Frequently asked questions

How far does Web Equipped work with clients geographically? We work with clients across the United States. All project communication, design reviews, and approvals happen remotely via Zoom, email, and shared project tools. We have never needed to be in the same city as a client to deliver a strong result.

How long does a typical website project take? Most small business websites run 3–6 weeks from signed proposal to launch. The most common reason projects run longer is content — if photos, copy, and page content aren’t ready when development begins, the timeline extends. We communicate clearly about this at the start of every project.

What if I already have a website and just need it redesigned? Website redesigns are one of our most common project types. We rebuild your site on WordPress while preserving your existing content, URL structure, and any SEO equity the current site has built. If there are elements of your current site that are working — specific pages ranking in search, forms that convert well — we carry those forward intentionally rather than starting from scratch.

Do you work with specific industries? We work primarily with small businesses, nonprofits, and service-based organizations. Current and past clients include a glass art nonprofit, a Jewish preschool, a multi-office law firm, and a staffing agency. We also build vertical-specific pages for industries we specialize in — including nonprofits, law firms, and staffing agencies — so you can see specifically how we approach your type of organization.

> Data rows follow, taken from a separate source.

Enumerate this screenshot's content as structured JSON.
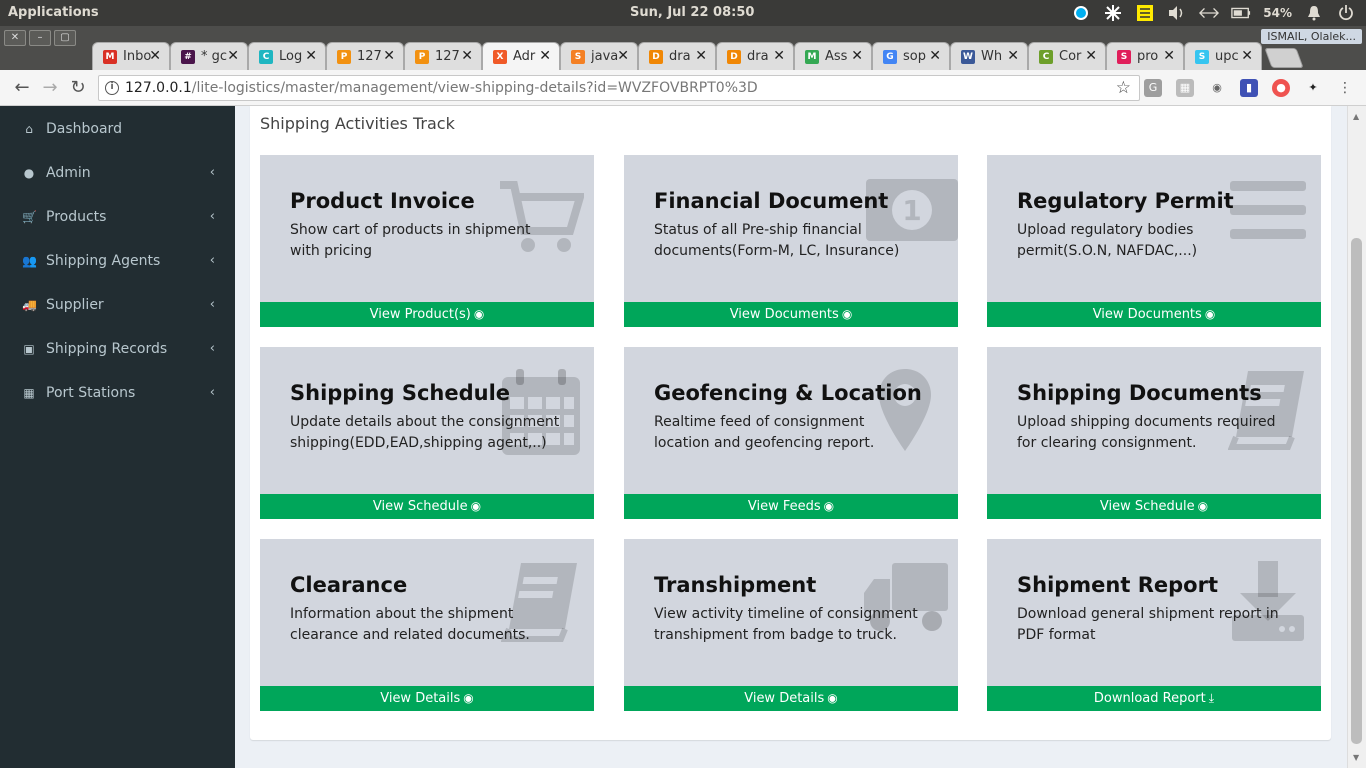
{
  "os": {
    "apps_label": "Applications",
    "clock": "Sun, Jul 22    08:50",
    "battery": "54%",
    "tray_icons": [
      "skype-icon",
      "network-icon",
      "notes-icon",
      "volume-icon",
      "arrows-icon",
      "battery-icon",
      "bell-icon",
      "power-icon"
    ]
  },
  "browser": {
    "profile": "ISMAIL, Olalek...",
    "tabs": [
      {
        "title": "Inbo",
        "favicon_color": "#d93025",
        "favicon_glyph": "M"
      },
      {
        "title": "* gc",
        "favicon_color": "#4a154b",
        "favicon_glyph": "#"
      },
      {
        "title": "Log",
        "favicon_color": "#1fb6c1",
        "favicon_glyph": "C"
      },
      {
        "title": "127",
        "favicon_color": "#f29111",
        "favicon_glyph": "P"
      },
      {
        "title": "127",
        "favicon_color": "#f29111",
        "favicon_glyph": "P"
      },
      {
        "title": "Adr",
        "favicon_color": "#f05a28",
        "favicon_glyph": "X"
      },
      {
        "title": "java",
        "favicon_color": "#f48024",
        "favicon_glyph": "S"
      },
      {
        "title": "dra",
        "favicon_color": "#f08705",
        "favicon_glyph": "D"
      },
      {
        "title": "dra",
        "favicon_color": "#f08705",
        "favicon_glyph": "D"
      },
      {
        "title": "Ass",
        "favicon_color": "#34a853",
        "favicon_glyph": "M"
      },
      {
        "title": "sop",
        "favicon_color": "#4285f4",
        "favicon_glyph": "G"
      },
      {
        "title": "Wh",
        "favicon_color": "#3b5998",
        "favicon_glyph": "W"
      },
      {
        "title": "Cor",
        "favicon_color": "#6d9f2a",
        "favicon_glyph": "C"
      },
      {
        "title": "pro",
        "favicon_color": "#e01e5a",
        "favicon_glyph": "S"
      },
      {
        "title": "upc",
        "favicon_color": "#36c5f0",
        "favicon_glyph": "S"
      }
    ],
    "url_host": "127.0.0.1",
    "url_path": "/lite-logistics/master/management/view-shipping-details?id=WVZFOVBRPT0%3D"
  },
  "sidebar": {
    "items": [
      {
        "label": "Dashboard",
        "icon": "dashboard-icon",
        "glyph": "⌂",
        "has_chevron": false
      },
      {
        "label": "Admin",
        "icon": "user-icon",
        "glyph": "●",
        "has_chevron": true
      },
      {
        "label": "Products",
        "icon": "cart-icon",
        "glyph": "🛒",
        "has_chevron": true
      },
      {
        "label": "Shipping Agents",
        "icon": "users-icon",
        "glyph": "👥",
        "has_chevron": true
      },
      {
        "label": "Supplier",
        "icon": "truck-icon",
        "glyph": "🚚",
        "has_chevron": true
      },
      {
        "label": "Shipping Records",
        "icon": "money-icon",
        "glyph": "▣",
        "has_chevron": true
      },
      {
        "label": "Port Stations",
        "icon": "building-icon",
        "glyph": "▦",
        "has_chevron": true
      }
    ]
  },
  "main": {
    "title": "Shipping Activities Track",
    "cards": [
      {
        "heading": "Product Invoice",
        "desc": "Show cart of products in shipment with pricing",
        "footer": "View Product(s)",
        "footer_icon": "eye-icon",
        "icon": "cart-icon"
      },
      {
        "heading": "Financial Document",
        "desc": "Status of all Pre-ship financial documents(Form-M, LC, Insurance)",
        "footer": "View Documents",
        "footer_icon": "eye-icon",
        "icon": "money-icon"
      },
      {
        "heading": "Regulatory Permit",
        "desc": "Upload regulatory bodies permit(S.O.N, NAFDAC,...)",
        "footer": "View Documents",
        "footer_icon": "eye-icon",
        "icon": "list-icon"
      },
      {
        "heading": "Shipping Schedule",
        "desc": "Update details about the consignment shipping(EDD,EAD,shipping agent,..)",
        "footer": "View Schedule",
        "footer_icon": "eye-icon",
        "icon": "calendar-icon"
      },
      {
        "heading": "Geofencing & Location",
        "desc": "Realtime feed of consignment location and geofencing report.",
        "footer": "View Feeds",
        "footer_icon": "eye-icon",
        "icon": "map-marker-icon"
      },
      {
        "heading": "Shipping Documents",
        "desc": "Upload shipping documents required for clearing consignment.",
        "footer": "View Schedule",
        "footer_icon": "eye-icon",
        "icon": "book-icon"
      },
      {
        "heading": "Clearance",
        "desc": "Information about the shipment clearance and related documents.",
        "footer": "View Details",
        "footer_icon": "eye-icon",
        "icon": "book-icon"
      },
      {
        "heading": "Transhipment",
        "desc": "View activity timeline of consignment transhipment from badge to truck.",
        "footer": "View Details",
        "footer_icon": "eye-icon",
        "icon": "truck-icon"
      },
      {
        "heading": "Shipment Report",
        "desc": "Download general shipment report in PDF format",
        "footer": "Download Report",
        "footer_icon": "download-icon",
        "icon": "download-icon"
      }
    ]
  },
  "colors": {
    "sidebar_bg": "#222d32",
    "card_bg": "#d2d6de",
    "footer_green": "#00a65a"
  }
}
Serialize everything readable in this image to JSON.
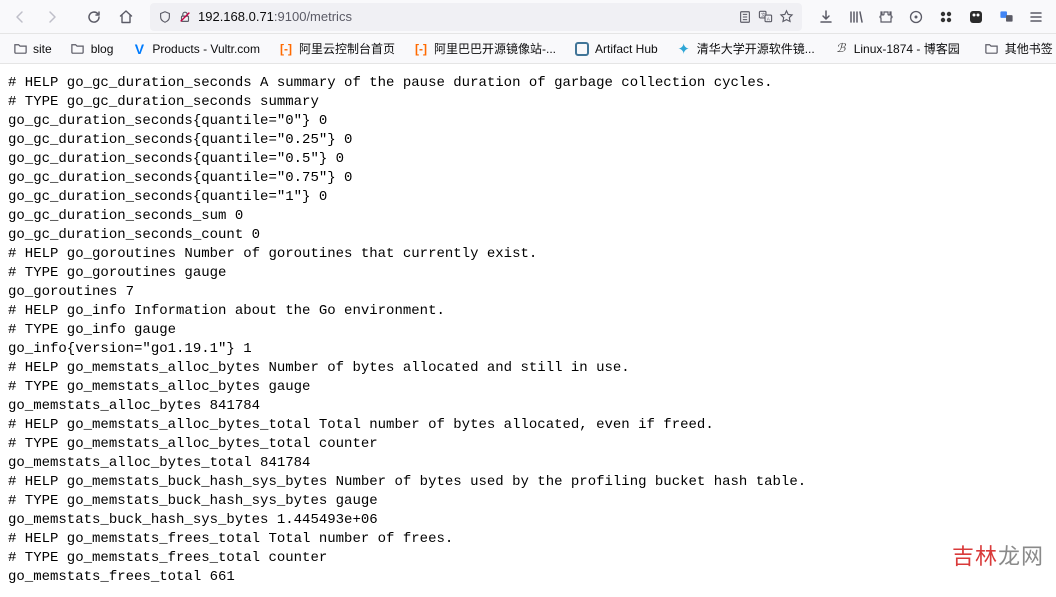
{
  "url": {
    "prefix": "192.168.0.71",
    "suffix": ":9100/metrics"
  },
  "bookmarks": {
    "site": "site",
    "blog": "blog",
    "vultr": "Products - Vultr.com",
    "aliyun_console": "阿里云控制台首页",
    "aliyun_mirror": "阿里巴巴开源镜像站-...",
    "artifact": "Artifact Hub",
    "tsinghua": "清华大学开源软件镜...",
    "linux": "Linux-1874 - 博客园",
    "other": "其他书签"
  },
  "metrics": [
    "# HELP go_gc_duration_seconds A summary of the pause duration of garbage collection cycles.",
    "# TYPE go_gc_duration_seconds summary",
    "go_gc_duration_seconds{quantile=\"0\"} 0",
    "go_gc_duration_seconds{quantile=\"0.25\"} 0",
    "go_gc_duration_seconds{quantile=\"0.5\"} 0",
    "go_gc_duration_seconds{quantile=\"0.75\"} 0",
    "go_gc_duration_seconds{quantile=\"1\"} 0",
    "go_gc_duration_seconds_sum 0",
    "go_gc_duration_seconds_count 0",
    "# HELP go_goroutines Number of goroutines that currently exist.",
    "# TYPE go_goroutines gauge",
    "go_goroutines 7",
    "# HELP go_info Information about the Go environment.",
    "# TYPE go_info gauge",
    "go_info{version=\"go1.19.1\"} 1",
    "# HELP go_memstats_alloc_bytes Number of bytes allocated and still in use.",
    "# TYPE go_memstats_alloc_bytes gauge",
    "go_memstats_alloc_bytes 841784",
    "# HELP go_memstats_alloc_bytes_total Total number of bytes allocated, even if freed.",
    "# TYPE go_memstats_alloc_bytes_total counter",
    "go_memstats_alloc_bytes_total 841784",
    "# HELP go_memstats_buck_hash_sys_bytes Number of bytes used by the profiling bucket hash table.",
    "# TYPE go_memstats_buck_hash_sys_bytes gauge",
    "go_memstats_buck_hash_sys_bytes 1.445493e+06",
    "# HELP go_memstats_frees_total Total number of frees.",
    "# TYPE go_memstats_frees_total counter",
    "go_memstats_frees_total 661"
  ],
  "watermark": {
    "red": "吉林",
    "gray": "龙网"
  }
}
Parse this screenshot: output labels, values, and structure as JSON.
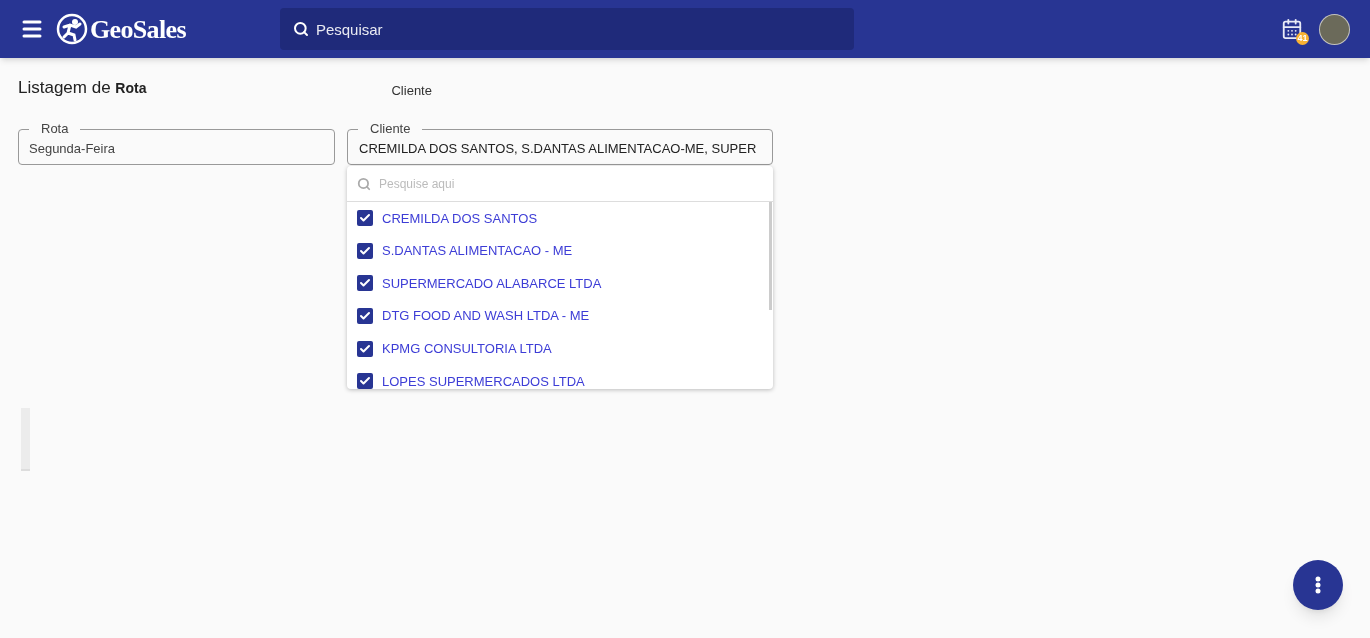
{
  "header": {
    "brand": "GeoSales",
    "search": {
      "placeholder": "Pesquisar"
    },
    "calendar_badge": "41"
  },
  "page": {
    "title": "Listagem de",
    "title_strong": "Rota",
    "floating_label": "Cliente"
  },
  "fields": [
    {
      "label": "Rota",
      "value": "Segunda-Feira"
    },
    {
      "label": "Cliente",
      "value": "CREMILDA DOS SANTOS, S.DANTAS ALIMENTACAO-ME, SUPER"
    }
  ],
  "dropdown": {
    "search": {
      "placeholder": "Pesquise aqui"
    },
    "options": [
      {
        "label": "CREMILDA DOS SANTOS",
        "checked": true
      },
      {
        "label": "S.DANTAS ALIMENTACAO - ME",
        "checked": true
      },
      {
        "label": "SUPERMERCADO ALABARCE LTDA",
        "checked": true
      },
      {
        "label": "DTG FOOD AND WASH LTDA - ME",
        "checked": true
      },
      {
        "label": "KPMG CONSULTORIA LTDA",
        "checked": true
      },
      {
        "label": "LOPES SUPERMERCADOS LTDA",
        "checked": true
      }
    ]
  }
}
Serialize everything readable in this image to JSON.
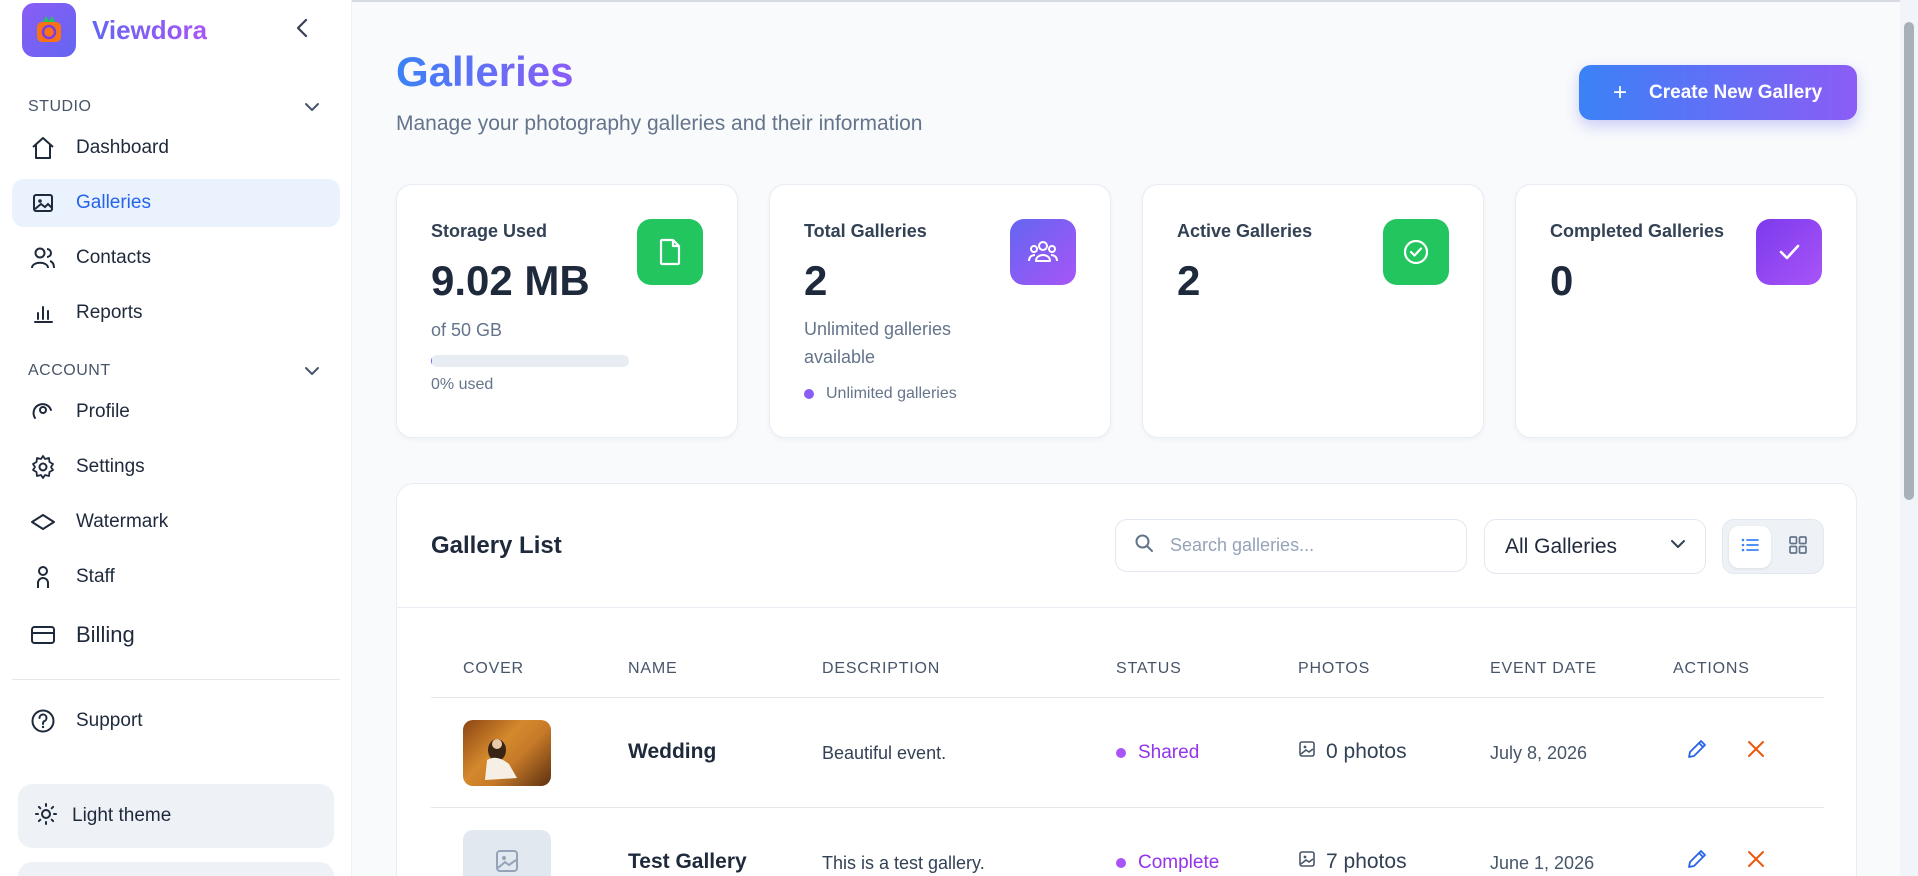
{
  "brand": {
    "name": "Viewdora"
  },
  "sidebar": {
    "sections": [
      {
        "label": "STUDIO"
      },
      {
        "label": "ACCOUNT"
      }
    ],
    "items": [
      {
        "label": "Dashboard",
        "icon": "home-icon"
      },
      {
        "label": "Galleries",
        "icon": "image-icon",
        "active": true
      },
      {
        "label": "Contacts",
        "icon": "users-icon"
      },
      {
        "label": "Reports",
        "icon": "bar-chart-icon"
      },
      {
        "label": "Profile",
        "icon": "profile-icon"
      },
      {
        "label": "Settings",
        "icon": "gear-icon"
      },
      {
        "label": "Watermark",
        "icon": "watermark-icon"
      },
      {
        "label": "Staff",
        "icon": "staff-icon"
      },
      {
        "label": "Billing",
        "icon": "credit-card-icon"
      },
      {
        "label": "Support",
        "icon": "help-circle-icon"
      }
    ],
    "theme_label": "Light theme"
  },
  "header": {
    "title": "Galleries",
    "subtitle": "Manage your photography galleries and their information",
    "create_label": "Create New Gallery"
  },
  "stats": {
    "storage": {
      "title": "Storage Used",
      "value": "9.02 MB",
      "sub": "of 50 GB",
      "progress_label": "0% used",
      "progress_fraction": 0.002,
      "color": "#22c55e"
    },
    "total": {
      "title": "Total Galleries",
      "value": "2",
      "sub": "Unlimited galleries available",
      "note": "Unlimited galleries",
      "color": "#8b5cf6"
    },
    "active": {
      "title": "Active Galleries",
      "value": "2",
      "color": "#22c55e"
    },
    "completed": {
      "title": "Completed Galleries",
      "value": "0",
      "color": "#8b5cf6"
    }
  },
  "gallery_list": {
    "title": "Gallery List",
    "search_placeholder": "Search galleries...",
    "filter_value": "All Galleries",
    "columns": [
      "COVER",
      "NAME",
      "DESCRIPTION",
      "STATUS",
      "PHOTOS",
      "EVENT DATE",
      "ACTIONS"
    ],
    "rows": [
      {
        "name": "Wedding",
        "description": "Beautiful event.",
        "status": "Shared",
        "photos": "0 photos",
        "event_date": "July 8, 2026",
        "cover": "photo"
      },
      {
        "name": "Test Gallery",
        "description": "This is a test gallery.",
        "status": "Complete",
        "photos": "7 photos",
        "event_date": "June 1, 2026",
        "cover": "placeholder"
      }
    ]
  },
  "colors": {
    "accent": "#3b82f6",
    "brand_purple": "#8b5cf6",
    "edit": "#2563eb",
    "delete": "#ea580c"
  }
}
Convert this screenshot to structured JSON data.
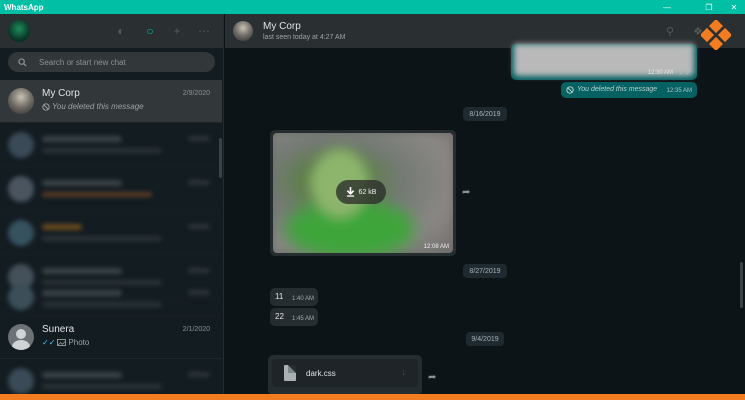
{
  "app": {
    "title": "WhatsApp"
  },
  "sidebar": {
    "search_placeholder": "Search or start new chat",
    "chats": [
      {
        "name": "My Corp",
        "date": "2/9/2020",
        "preview": "You deleted this message",
        "active": true
      },
      {
        "name": "Sunera",
        "date": "2/1/2020",
        "preview": "Photo",
        "active": false
      }
    ]
  },
  "conversation": {
    "contact_name": "My Corp",
    "status": "last seen today at 4:27 AM",
    "messages": [
      {
        "kind": "image-out",
        "time": "12:30 AM"
      },
      {
        "kind": "deleted-out",
        "text": "You deleted this message",
        "time": "12:35 AM"
      },
      {
        "kind": "date",
        "text": "8/16/2019"
      },
      {
        "kind": "image-in",
        "download_size": "62 kB",
        "time": "12:08 AM"
      },
      {
        "kind": "date",
        "text": "8/27/2019"
      },
      {
        "kind": "text-in",
        "text": "11",
        "time": "1:40 AM"
      },
      {
        "kind": "text-in",
        "text": "22",
        "time": "1:45 AM"
      },
      {
        "kind": "date",
        "text": "9/4/2019"
      },
      {
        "kind": "file-in",
        "filename": "dark.css"
      }
    ]
  },
  "colors": {
    "titlebar": "#00bfa5",
    "outgoing_bubble": "#056162",
    "incoming_bubble": "#262d31",
    "accent_orange": "#f47c20"
  }
}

What makes Web Equipped different from a larger agency? Direct access to the person building your site, fixed-scope pricing with no hourly billing surprises, no long-term contracts, and a post-launch maintenance plan that keeps your site secure and current without requiring a developer on speed dial. Larger agencies have more people, which means more layers between you and the work. We’ve found that for small business clients, fewer layers produce better results and fewer frustrations.

Is a $500 website from a freelancer on Fiverr a reasonable alternative? For some businesses at an early stage, a very basic web presence is better than nothing. But for a small business using its website as a primary marketing and credibility tool, a $500 site typically means a template with no customization, no SEO foundations, no security setup, no post-launch support, and a developer who is unavailable the moment something breaks. The gap between a $500 site and a $2,000–$3,000 site is not cosmetic — it’s structural.